The sound was ancient.
Honeyed.
Expensive silk unraveling in the dark.
Each note followed the last with aching slowness.
So warm.
Curling around my skin.
I parted my lips, completely hypnotized.
This wasn’t just music.
It was velvet sliding along the inside of my wrists.
It was cool water trailing down my fevered spine.
I loved music but I never knew that notes could reach beneath my ribs to touch my heart in this way or even slip between my thighs and damn near make me wet.
I stood there, suspended between cherry blossoms and moonlight, listening to a man summon desire.
Yoichi placed my two gifts on the table.
Kaoru grabbed my attention and gestured that way. “Your seat, Ms. Palmer.”
“Thank you. . .Pinky.”
He smirked.
I headed over there. “And you can call me Nyomi.”
Yoichi muttered. “He can’t.”
Kaoru frowned at Yoichi’s words but didn’t argue. Instead, he offered me one last smirk, before the two of them retreated just a few paces off, beneath one of the larger cherry blossom trees.
Once they got there, they didn’t sit.
They didn’t speak.
They just stood guard, shifting to scary statues made of shadow, muscle, and loyalty.
Suddenly. . .I felt it.
An invisible line.
It wrapped around my ankles and whispered. “You belong to someone now.”
Because it had just become clear that Yoichi and Kaoru were not allowed to be too close to me.
Not anymore.
Not once I’d stepped into his orbit.
Kenji’s.
He’s here. . .
No one had to say it.
There were no signs.
No rules posted on bamboo plaques.
I saw it in the way Yoichi watched Kaoru with that quiet warning. In the way Kaoru’s playful edge dulled.

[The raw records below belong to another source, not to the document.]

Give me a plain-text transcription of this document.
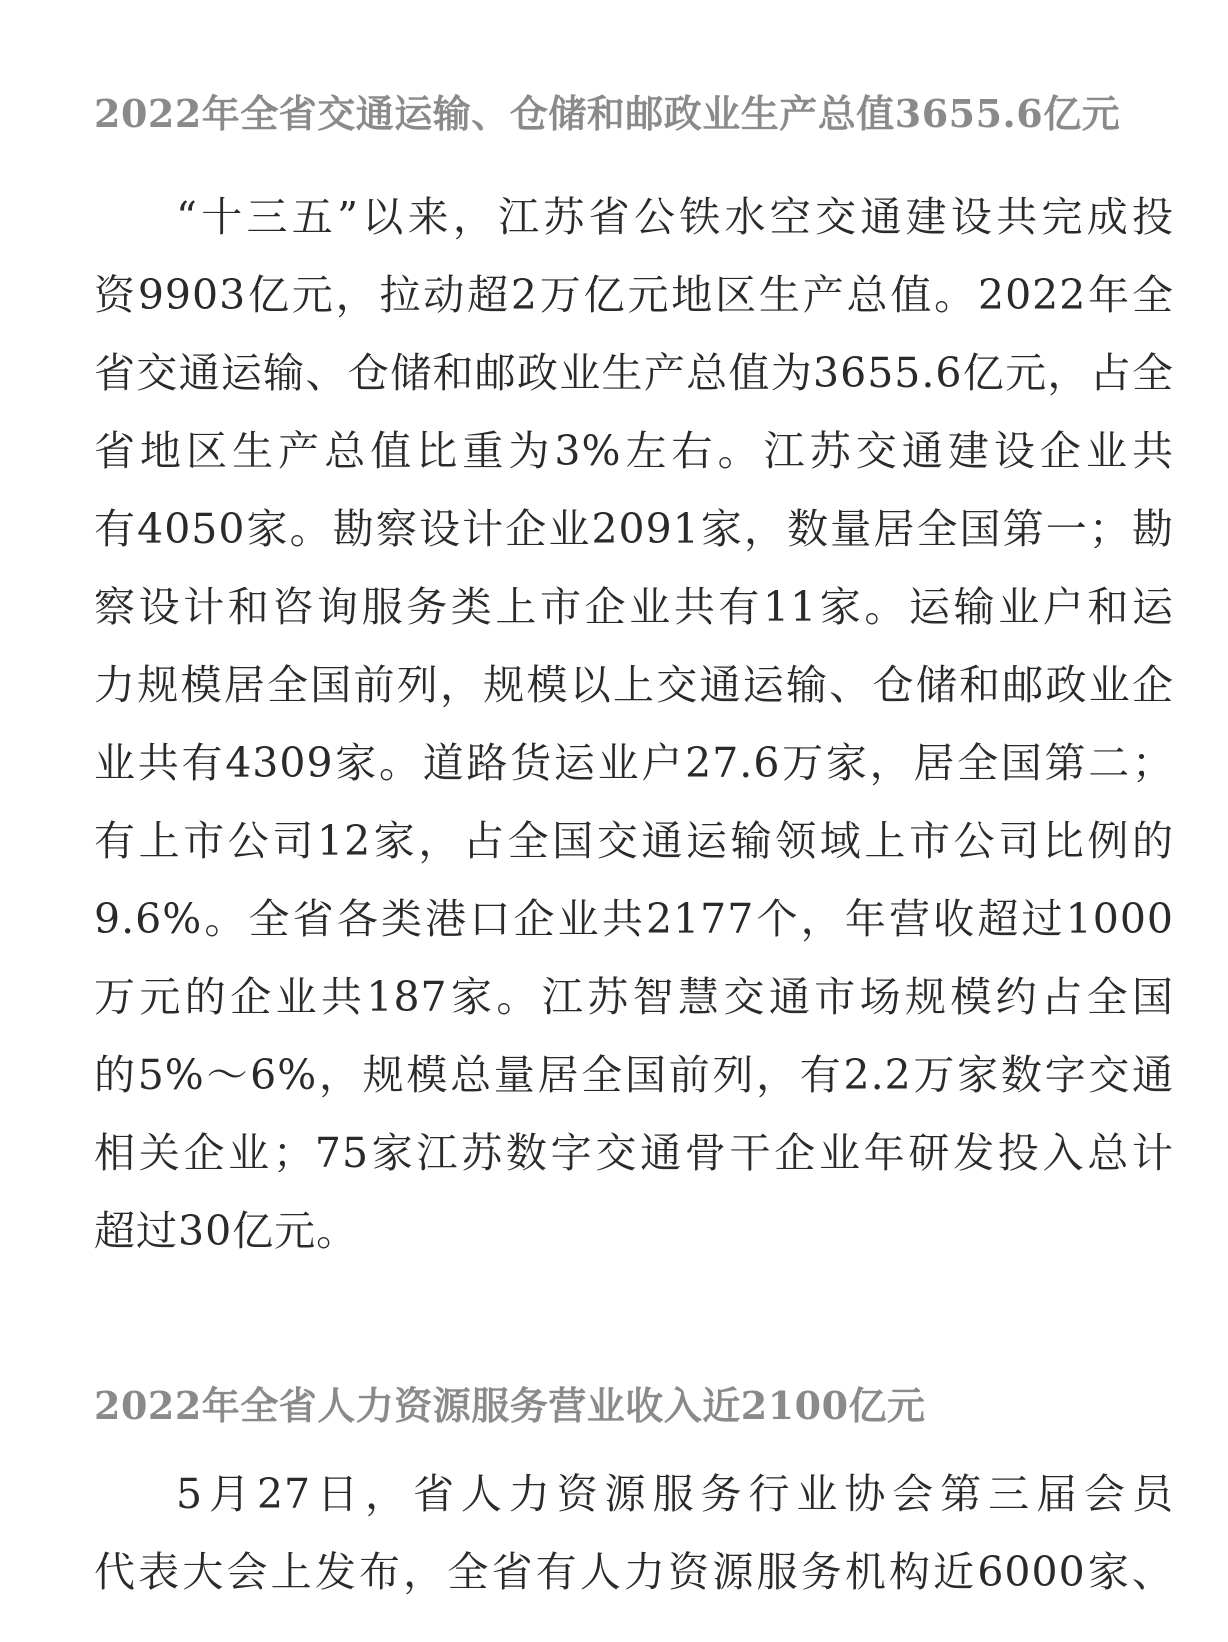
2022年全省交通运输、仓储和邮政业生产总值3655.6亿元
“十三五”以来，江苏省公铁水空交通建设共完成投
资9903亿元，拉动超2万亿元地区生产总值。2022年全
省交通运输、仓储和邮政业生产总值为3655.6亿元，占全
省地区生产总值比重为3%左右。江苏交通建设企业共
有4050家。勘察设计企业2091家，数量居全国第一；勘
察设计和咨询服务类上市企业共有11家。运输业户和运
力规模居全国前列，规模以上交通运输、仓储和邮政业企
业共有4309家。道路货运业户27.6万家，居全国第二；
有上市公司12家，占全国交通运输领域上市公司比例的
9.6%。全省各类港口企业共2177个，年营收超过1000
万元的企业共187家。江苏智慧交通市场规模约占全国
的5%～6%，规模总量居全国前列，有2.2万家数字交通
相关企业；75家江苏数字交通骨干企业年研发投入总计
超过30亿元。
2022年全省人力资源服务营业收入近2100亿元
5月27日，省人力资源服务行业协会第三届会员
代表大会上发布，全省有人力资源服务机构近6000家、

In the way their presence had shifted—from social companions to dangerous protectors.
I could see it in the structure of the date itself.
Every part of this night was curated.
Choreographed.
Not just to impress me—but to make a clear statement.
You’re mine.
Swallowing, I sat down slowly and as I settled in, my gaze swept the grove. The stage. The petals. The empty seat across from mine.
Because somewhere in this moonlit garden—even if I couldn’t see him yet—the Dragon was watching.
I was no longer just his guest.
I was being kept.
Possessed.
Cherished in that terrifyingly, beautiful way that only a man with real power can do.
The sort that didn’t beg.
Or chase.
The kind that built a kingdom for you and waited for you to step inside—then quietly locked the door behind you.
What the fuck did I just get myself into?